The emails were meant to dent Clinton’s popularity and cement the lack of trust, which is her main Achilles heel with the American electorate. It appears that rather than damage her image, she has become the benefactor of unintended outcomes. Rather than focus on the dark arts of the DNC, it backfired and the focus was swiftly switched back on to the behaviour of Donald Trump. Hillary was seen as a victim of a political witch hunt, while Trump was seen as sending an open invitation to foreign nations; especially Russia of all nations, to a cyber hacking orgy. The backlash forced Trump into a hasty back peddling, claiming that he was being sarcastic. The last time I checked, sarcasm and America’s national security don’t go together. We all know that Trump’s idea of foreign policy is banning Muslims from entering the US, getting Mexicans to build a wall between the US and Mexico, organising World Beauty contests in Russia, or telling the world that Russia will never invade Ukraine in 2016, when Russia has already done so by annexing Crimea in 2014. When it comes to foreign policy, Donald trump makes Sarah Palin look like a genius.
“The goal of WikiLeaks as a media organisation is to educate the public, to turn a dark world into a lighter world through the process of education, and we’re doing it”. But what we read in the papers should not be an alibi for ignorance.

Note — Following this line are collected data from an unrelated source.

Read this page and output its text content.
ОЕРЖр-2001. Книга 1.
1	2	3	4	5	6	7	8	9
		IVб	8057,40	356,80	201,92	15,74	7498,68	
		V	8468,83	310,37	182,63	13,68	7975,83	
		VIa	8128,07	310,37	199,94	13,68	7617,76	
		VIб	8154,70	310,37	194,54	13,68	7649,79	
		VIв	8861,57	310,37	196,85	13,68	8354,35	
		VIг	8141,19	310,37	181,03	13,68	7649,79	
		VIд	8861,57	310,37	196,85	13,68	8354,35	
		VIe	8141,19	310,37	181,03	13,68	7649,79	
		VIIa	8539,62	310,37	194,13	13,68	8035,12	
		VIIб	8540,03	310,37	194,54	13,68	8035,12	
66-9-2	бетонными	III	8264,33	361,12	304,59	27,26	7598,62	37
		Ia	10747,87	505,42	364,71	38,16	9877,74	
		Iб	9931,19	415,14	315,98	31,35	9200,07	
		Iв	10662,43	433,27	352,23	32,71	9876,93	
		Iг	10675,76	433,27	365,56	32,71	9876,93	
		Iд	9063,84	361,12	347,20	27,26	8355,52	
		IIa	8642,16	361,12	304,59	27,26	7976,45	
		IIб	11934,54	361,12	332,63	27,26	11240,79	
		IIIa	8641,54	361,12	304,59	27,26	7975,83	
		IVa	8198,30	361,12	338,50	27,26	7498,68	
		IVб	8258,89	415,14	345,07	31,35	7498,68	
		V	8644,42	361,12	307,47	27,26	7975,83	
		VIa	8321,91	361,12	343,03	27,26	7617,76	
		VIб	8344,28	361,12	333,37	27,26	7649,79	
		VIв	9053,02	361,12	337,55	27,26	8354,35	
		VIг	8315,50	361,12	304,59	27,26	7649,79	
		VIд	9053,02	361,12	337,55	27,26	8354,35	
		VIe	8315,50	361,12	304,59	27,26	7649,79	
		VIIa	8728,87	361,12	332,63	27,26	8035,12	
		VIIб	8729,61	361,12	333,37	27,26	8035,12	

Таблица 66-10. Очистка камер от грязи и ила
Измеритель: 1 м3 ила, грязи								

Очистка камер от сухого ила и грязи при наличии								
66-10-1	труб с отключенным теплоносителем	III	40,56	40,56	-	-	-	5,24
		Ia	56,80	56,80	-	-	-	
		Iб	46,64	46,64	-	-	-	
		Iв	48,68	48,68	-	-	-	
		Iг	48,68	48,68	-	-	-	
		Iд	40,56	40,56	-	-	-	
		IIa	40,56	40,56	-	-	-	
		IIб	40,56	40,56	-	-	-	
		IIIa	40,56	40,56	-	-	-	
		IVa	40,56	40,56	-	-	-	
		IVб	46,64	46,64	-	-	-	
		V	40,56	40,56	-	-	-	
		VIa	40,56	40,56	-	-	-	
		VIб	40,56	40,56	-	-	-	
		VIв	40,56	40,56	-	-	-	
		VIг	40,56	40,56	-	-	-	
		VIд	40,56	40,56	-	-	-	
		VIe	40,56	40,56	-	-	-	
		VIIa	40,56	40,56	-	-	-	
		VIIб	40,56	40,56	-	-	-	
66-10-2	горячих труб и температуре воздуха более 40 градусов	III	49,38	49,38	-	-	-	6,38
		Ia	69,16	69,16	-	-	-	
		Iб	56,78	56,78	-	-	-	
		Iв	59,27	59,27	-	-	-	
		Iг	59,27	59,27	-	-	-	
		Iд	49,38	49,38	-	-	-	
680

If we do, the media could be used as the right arm for anarchy. The world needs to break the machine that is imposing right-wing radicalism on the United States, but the scariest part is that the media is part of it. I once thought that WikiLeaks was the only media form that was devoid of any political affiliation; not anymore. An informed citizenry is the basis for a healthy democracy. With the media slowly making you hate the people who are being oppressed, and love the people who are doing the oppressing, independent and non-corporate media have never been more crucial today than before.
Don’t forget to turn the lights off when you leave the room.